Dallas approves marijuana cite and release program

People caught with small amounts of marijuana will get a ticket instead of going to jail in Dallas.

The city council voted 10-5 Wednesday afternoon to approve the so-called "cite and release" pilot program. The new rules would affect people caught with four ounces or less of marijuana and aren’t committing another crime. The rule would go into effect in October 2017.

Councilmember Phillip Kingston says specifically he's been battling the odds for years to see cite and release become reality and was happy with its passage.

“We have the absolute duty to define how we spend our limited public safety resources,” Kingston said.

But Dallas Police Association President Mike Mata says he thinks the council didn't think the plan through.

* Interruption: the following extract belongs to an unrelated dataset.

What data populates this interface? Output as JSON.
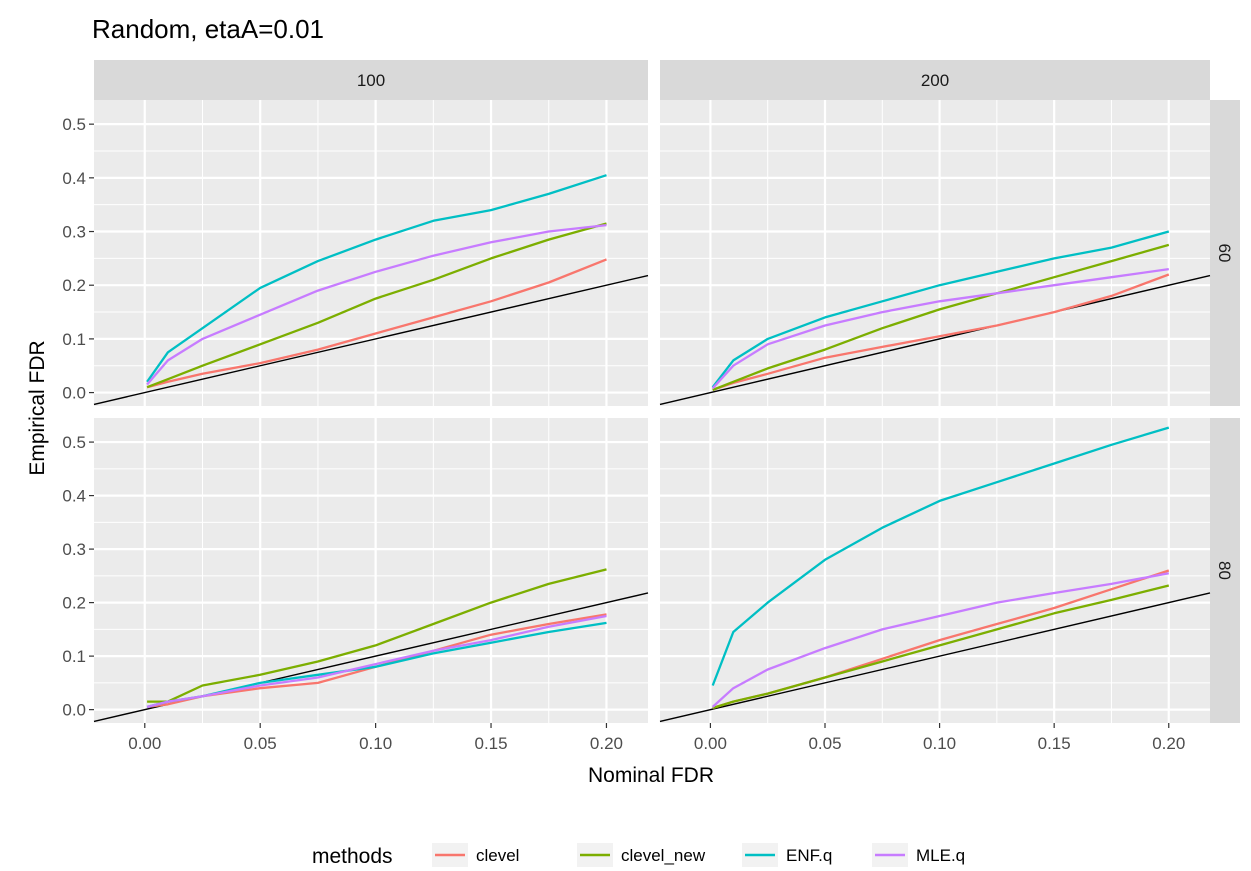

"When we're talking four ounces.  Two ounces is a handful, a large handful. We're talking two large handfuls of marijuana," Mata said.  "That's not someone, you know, with personal consumption at the time. No that's somebody who could easily break that up and sell to other individuals."

Attorney Pete Schulte said on FOX4's Good Day the plan wouldn’t reduce the offense from a Class B misdemeanor, which is the same as a first-time DWI. Instead, police would release offenders on a personal recognizance bond on the side of the road and let them know they’ll need to appear in county court later.

“The problem with cite and release is this, if somebody doesn’t show up to court it shifts the burden of getting them to court to the sheriff’s office or the DA’s office. And so for the city to say hey we want to do this they have to get the entire criminal justice system on board and I don’t think they’re there yet,” Schulte said.

But, he does agree that attitudes about small amounts of marijuana for personal use are changing.

“When I started as an officer in the late 90s if you had a joint you went to jail,” he said.

Now he knows a lot of officers “return it to nature” and give people warnings. Officers do have some discretion, although it's less now with body cameras.

Other cities have started writing tickets for attempted possession of marijuana, which drops the offense down from a Class B to a Class C misdemeanor. That’s the equivalent to a speeding ticket.

“It keeps it in the city. The money stays in the city and everything is handled by municipal court,” Schulte said.

There is a similar proposal in Austin right now, but Gov. Greg Abbott has already said he will not support a change in Texas.

Note: This story has been updated to include the response from The Dallas Police Association.